Yuga herself just says with a thoroughly ingenuous shrug that she simply likes to wear certain kinds of stuff. She actually seems oblivious to the norm-shattering. And while they can mandate dress code at places like a golf course, who ever said venues of public performance should impose such a code? I guess someday someone will go out there naked. Expressive Individualism probably knows no limits. So be it — I guess.

And I guess I should go see what further things Yuga herself has had to say about those signature non-musical elements of performance and about her insistence on making bold fashion statements.

This is from her after a September, 2018 performance in Houston when asked about her choice of outfit:

“I don’t have anything to say, really. I like looking good. I love heels. I love a concert dress that matches the piece I’m playing.” ( I wish I knew what piece she was playing and how she dressed for it). “I thought in Houston,” she went on,” I just wanted to be sparkly.”
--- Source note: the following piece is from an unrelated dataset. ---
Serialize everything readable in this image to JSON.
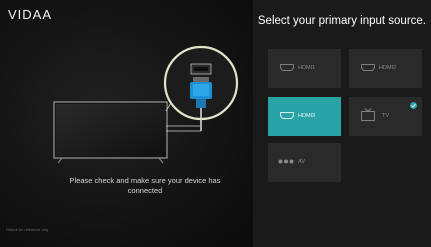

I bet Houston, hub of oil and aerospace, has never been more sparkly.

When she played the Hollywood Bowl in 2012, she said,

“I can wear long and black too. I like being versatile … I wanted to do the shock value.”

Ah, so she does like having shock value in her repertoire. (Did I seriously doubt it?) As she ages, her legs might begin to lose the taut shapely tone that she now believes compliments her Steinway’s tone but is far more likely to excite the likes of ZZTop who do a whole song about legs.

She was a prodigy and I’m told there’s video of her at the piano at age seven in pigtails and a sweet little white dress.

Ah! Perhaps that’s the purity for which I long.

Shock us with radical innocence, Yuga. Wrap yourself in flowing whiteness and modesty and let us concentrate on Mozart, not your yams.